Le tamanoir se rencontre aujourd’hui de l’est de la cordillère des Andes jusqu’au nord de l’Argentine, dans une multitude d’habitats différents. Ce peut être les marais ou les forêts tropicales humides, mais aussi les zones arbustives et les savanes.

Des restes de fossiles ont également été découverts au nord-ouest de l’État mexicain de Sonora.

Pourquoi les tamanoirs sont-ils en voie de disparition ?

Chassé pour sa viande, abattu par mesure de prévention, le tamanoir est aujourd’hui l’un des mammifères les plus menacés d’Amérique centrale. Après avoir totalement disparu du Costa Rica, du Guatemala ou de l’Uruguay, la destruction de son habitat naturel ne cesse d’aggraver le rythme de son extinction. 

L’espèce a ainsi décliné de 30% en l’espace de 10 ans seulement. 

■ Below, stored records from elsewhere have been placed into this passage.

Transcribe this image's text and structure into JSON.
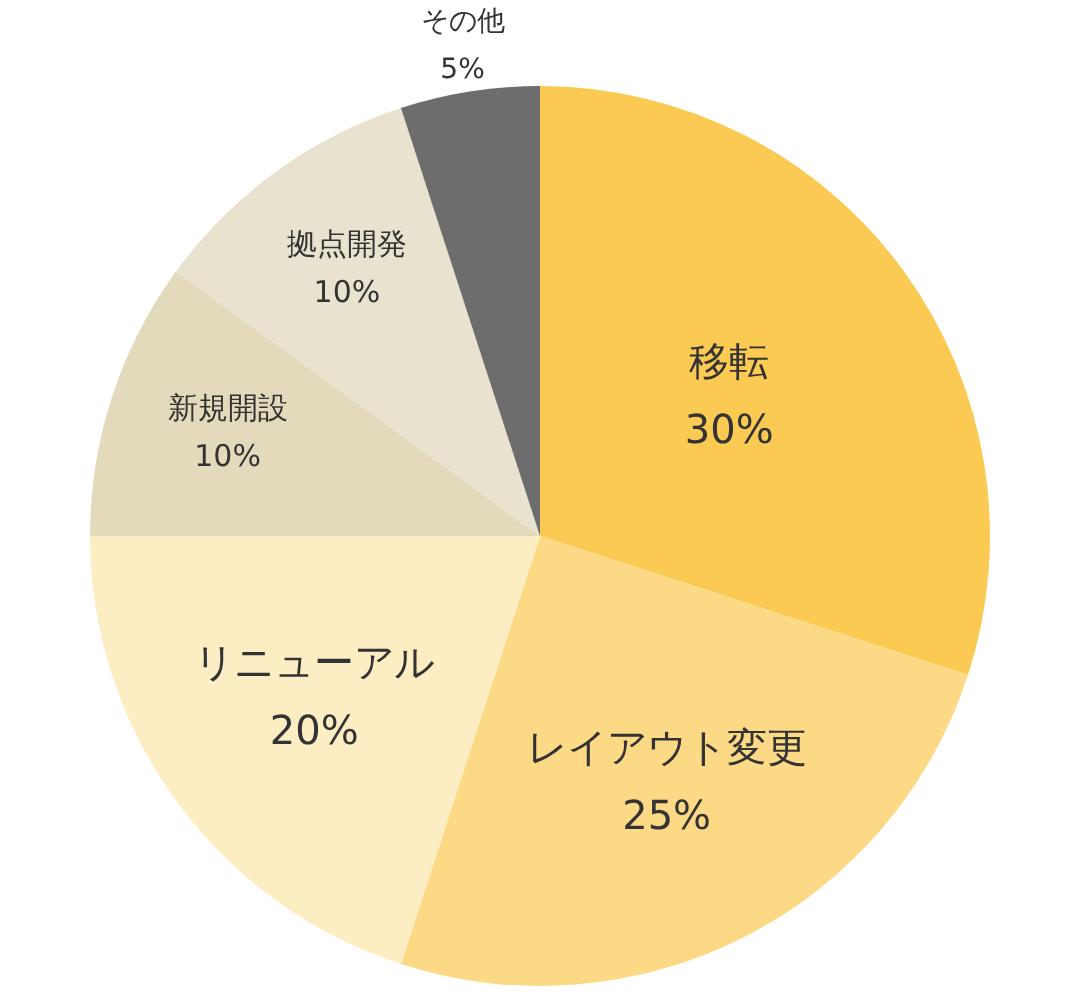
{
  "chart_data": {
    "type": "pie",
    "categories": [
      "移転",
      "レイアウト変更",
      "リニューアル",
      "新規開設",
      "拠点開発",
      "その他"
    ],
    "values": [
      30,
      25,
      20,
      10,
      10,
      5
    ],
    "colors": [
      "#fbca53",
      "#fcd985",
      "#fdedc2",
      "#e3d9bb",
      "#e8e2cf",
      "#6d6d6d"
    ],
    "value_labels": [
      "30%",
      "25%",
      "20%",
      "10%",
      "10%",
      "5%"
    ]
  }
}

Perte de son habitat naturel

C’est à la déforestation massive et aux feux de forêt fréquents que le tamanoir doit notamment le recul progressif de son aire de répartition. Avec ses mouvements lents et son pelage épais, le mammifère est d’ailleurs particulièrement vulnérable face aux incendies, contrairement à d’autres espèces. 

Près de 340 individus avaient notamment péri en 1994, dans l’incendie qui avait ravagé le parc national Emas, au Brésil.

Forcé de s’aventurer plus près des habitations humaines, l’animal considéré comme dangereux est aussi régulièrement tué en représailles.

Chasse

En Bolivie, au Venezuela comme un peu partout dans les régions qu’il occupe, le tamanoir est aussi victime de la chasse et du braconnage pour sa viande, pour ses griffes ou simplement pour le loisir. Sa peau, elle aussi très recherchée, permet notamment la fabrication de matériel équestre.

Sans réel programme de protection axé spécifiquement sur le tamanoir, ce sont les zoos qui constituent aujourd’hui l’une des meilleures chances de survie pour l’espèce. Celle-ci semble d’ailleurs bien tolérer la captivité puisque de nombreux petits sont nés ces dernières années, au zoo de la Barben, de Beauval, ou bien d’Amnéville.

Une meilleure sensibilisation des populations locales et un recul durable de la déforestation devront à terme fondamentalement se greffer aux initiatives déjà en place.